Committed to PEOPLE'S RIGHT TO KNOW
Vol. 5 Num 747 Tue. July 04, 2006  
   
International


Caught in The Middle
Muslims mull action over Lankan conflict


As violence rages between Sri Lanka's government and ethnic Tamil Tiger rebels, the island's Muslim minority says it is caught in the middle, and there is talk of an armed "Jihad" group emerging if war returns.

The third-largest group on an island dominated by Sinhalese Buddhists, Sri Lanka's Muslims -- who share the language of the Hindu and Christian Tamil minority -- have long had a difficult relationship with the Liberation Tigers of Tamil Eelam (LTTE).

In the 1990s, the Tigers kicked thousands of Muslims out of the northern town of Jaffna, while in the east Muslim areas were attacked and dozens killed. In the town of Kattankudi, one of the mosques still bears the bullet damage from a 1990 massacre. "We can't live separately," says Mohammed Sharif Deen, 56, who survived the mosque attack by playing dead. "They have to come and work here, we have to go to their side and sell our things. But if war comes we will fight and then we will die." A 2002 ceasefire halted Sri Lanka's two-decade war after some 64,000 had died. But now violence has surged again, killing more than 700 people this year -- and again the Muslims, dominant in the island's business community, fear being dragged in.

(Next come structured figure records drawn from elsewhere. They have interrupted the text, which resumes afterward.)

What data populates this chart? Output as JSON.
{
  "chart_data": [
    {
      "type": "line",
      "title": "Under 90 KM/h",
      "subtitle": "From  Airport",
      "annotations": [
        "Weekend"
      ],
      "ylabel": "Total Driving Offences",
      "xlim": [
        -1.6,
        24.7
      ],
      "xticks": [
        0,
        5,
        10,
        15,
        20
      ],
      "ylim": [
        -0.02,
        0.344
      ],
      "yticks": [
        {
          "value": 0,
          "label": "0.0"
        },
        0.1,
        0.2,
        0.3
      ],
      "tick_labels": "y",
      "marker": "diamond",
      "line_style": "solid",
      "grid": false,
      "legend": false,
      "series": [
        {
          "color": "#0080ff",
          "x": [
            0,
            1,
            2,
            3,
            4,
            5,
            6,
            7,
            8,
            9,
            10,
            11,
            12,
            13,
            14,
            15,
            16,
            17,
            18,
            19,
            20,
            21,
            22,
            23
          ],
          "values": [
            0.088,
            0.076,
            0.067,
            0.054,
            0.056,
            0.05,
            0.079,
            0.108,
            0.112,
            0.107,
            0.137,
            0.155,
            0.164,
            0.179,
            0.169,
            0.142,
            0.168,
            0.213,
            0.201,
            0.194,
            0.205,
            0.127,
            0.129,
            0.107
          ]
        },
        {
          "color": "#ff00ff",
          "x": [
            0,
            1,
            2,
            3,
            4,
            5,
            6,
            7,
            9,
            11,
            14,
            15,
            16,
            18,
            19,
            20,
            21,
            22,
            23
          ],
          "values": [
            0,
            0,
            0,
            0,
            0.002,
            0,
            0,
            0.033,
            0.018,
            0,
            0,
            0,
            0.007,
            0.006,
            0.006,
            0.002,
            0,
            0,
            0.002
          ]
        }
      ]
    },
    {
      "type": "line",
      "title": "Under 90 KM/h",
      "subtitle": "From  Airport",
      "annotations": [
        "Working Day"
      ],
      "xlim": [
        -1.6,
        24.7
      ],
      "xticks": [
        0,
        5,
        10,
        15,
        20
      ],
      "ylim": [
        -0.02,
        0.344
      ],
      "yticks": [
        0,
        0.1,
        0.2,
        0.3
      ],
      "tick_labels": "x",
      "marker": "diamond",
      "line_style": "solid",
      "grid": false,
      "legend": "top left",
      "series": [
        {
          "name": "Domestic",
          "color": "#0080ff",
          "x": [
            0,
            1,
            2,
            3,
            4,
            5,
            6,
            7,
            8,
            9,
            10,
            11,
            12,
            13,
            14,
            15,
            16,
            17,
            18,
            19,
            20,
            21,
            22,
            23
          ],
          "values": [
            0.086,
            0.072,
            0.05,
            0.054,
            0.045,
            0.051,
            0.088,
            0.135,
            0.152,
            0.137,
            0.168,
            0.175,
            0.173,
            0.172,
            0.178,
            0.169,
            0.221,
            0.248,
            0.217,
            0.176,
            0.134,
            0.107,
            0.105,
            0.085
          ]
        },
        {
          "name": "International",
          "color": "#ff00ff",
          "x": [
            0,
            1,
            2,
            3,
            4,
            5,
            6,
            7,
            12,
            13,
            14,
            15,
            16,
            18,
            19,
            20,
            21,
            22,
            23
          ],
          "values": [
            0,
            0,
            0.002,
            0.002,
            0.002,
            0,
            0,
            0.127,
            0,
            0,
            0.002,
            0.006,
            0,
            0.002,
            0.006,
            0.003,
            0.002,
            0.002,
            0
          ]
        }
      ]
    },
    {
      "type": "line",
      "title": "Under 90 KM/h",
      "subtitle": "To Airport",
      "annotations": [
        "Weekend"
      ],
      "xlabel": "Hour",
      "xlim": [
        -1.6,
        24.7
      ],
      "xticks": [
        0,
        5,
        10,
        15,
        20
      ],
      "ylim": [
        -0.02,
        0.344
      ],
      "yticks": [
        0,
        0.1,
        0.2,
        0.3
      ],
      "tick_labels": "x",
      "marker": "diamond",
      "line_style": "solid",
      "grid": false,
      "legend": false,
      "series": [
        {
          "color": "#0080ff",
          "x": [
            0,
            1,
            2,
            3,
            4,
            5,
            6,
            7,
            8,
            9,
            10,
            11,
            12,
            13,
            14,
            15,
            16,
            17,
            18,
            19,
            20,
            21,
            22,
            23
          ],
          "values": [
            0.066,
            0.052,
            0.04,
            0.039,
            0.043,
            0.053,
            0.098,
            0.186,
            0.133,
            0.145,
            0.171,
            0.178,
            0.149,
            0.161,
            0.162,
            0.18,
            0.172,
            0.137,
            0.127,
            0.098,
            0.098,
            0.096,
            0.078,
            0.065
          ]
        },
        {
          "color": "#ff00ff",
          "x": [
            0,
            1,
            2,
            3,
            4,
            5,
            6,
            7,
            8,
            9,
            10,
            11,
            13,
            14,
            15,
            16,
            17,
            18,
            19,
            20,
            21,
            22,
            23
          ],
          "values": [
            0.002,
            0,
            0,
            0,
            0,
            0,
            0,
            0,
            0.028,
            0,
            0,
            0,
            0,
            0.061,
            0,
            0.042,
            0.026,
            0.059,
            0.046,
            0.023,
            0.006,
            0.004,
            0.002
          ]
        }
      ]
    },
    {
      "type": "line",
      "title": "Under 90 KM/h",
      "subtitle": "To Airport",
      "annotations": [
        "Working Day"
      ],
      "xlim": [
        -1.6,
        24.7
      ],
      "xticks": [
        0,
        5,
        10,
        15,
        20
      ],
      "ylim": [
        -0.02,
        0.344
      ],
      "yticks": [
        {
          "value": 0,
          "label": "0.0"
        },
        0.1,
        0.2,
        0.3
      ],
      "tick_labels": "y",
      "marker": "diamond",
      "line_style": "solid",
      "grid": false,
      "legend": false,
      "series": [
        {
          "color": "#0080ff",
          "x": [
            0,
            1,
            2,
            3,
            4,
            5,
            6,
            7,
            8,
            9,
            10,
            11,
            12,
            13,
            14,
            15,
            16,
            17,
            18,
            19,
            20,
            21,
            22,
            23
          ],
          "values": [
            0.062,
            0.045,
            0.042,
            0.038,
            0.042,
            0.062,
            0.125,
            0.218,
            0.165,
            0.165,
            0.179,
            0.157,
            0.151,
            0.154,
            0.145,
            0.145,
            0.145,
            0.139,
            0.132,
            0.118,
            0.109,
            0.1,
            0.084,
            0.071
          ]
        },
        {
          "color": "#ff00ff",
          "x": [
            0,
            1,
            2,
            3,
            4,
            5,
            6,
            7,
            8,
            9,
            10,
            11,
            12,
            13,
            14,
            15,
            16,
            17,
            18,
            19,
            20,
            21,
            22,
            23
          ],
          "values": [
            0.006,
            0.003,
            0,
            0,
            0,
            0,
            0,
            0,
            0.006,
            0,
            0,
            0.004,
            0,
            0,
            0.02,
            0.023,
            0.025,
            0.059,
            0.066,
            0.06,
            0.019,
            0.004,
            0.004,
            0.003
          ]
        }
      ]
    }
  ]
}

The Tigers were blamed for a grenade attack on a mosque in November that killed several people, and there have been other smaller attacks. Some Muslims fear the Tigers see their community as standing in the way of its goal of a separate ethnic Tamil homeland.

With their businesses still recovering from the 2004 tsunami, which hit the east hard, most Muslims say they simply want peace.

"We Muslims are not fighting," said 31-year-old fishing co-operative owner Kalender Bashir outside the ruins of his tsunami-damaged house. "But between the LTTE and the government we are caught in the crossfire."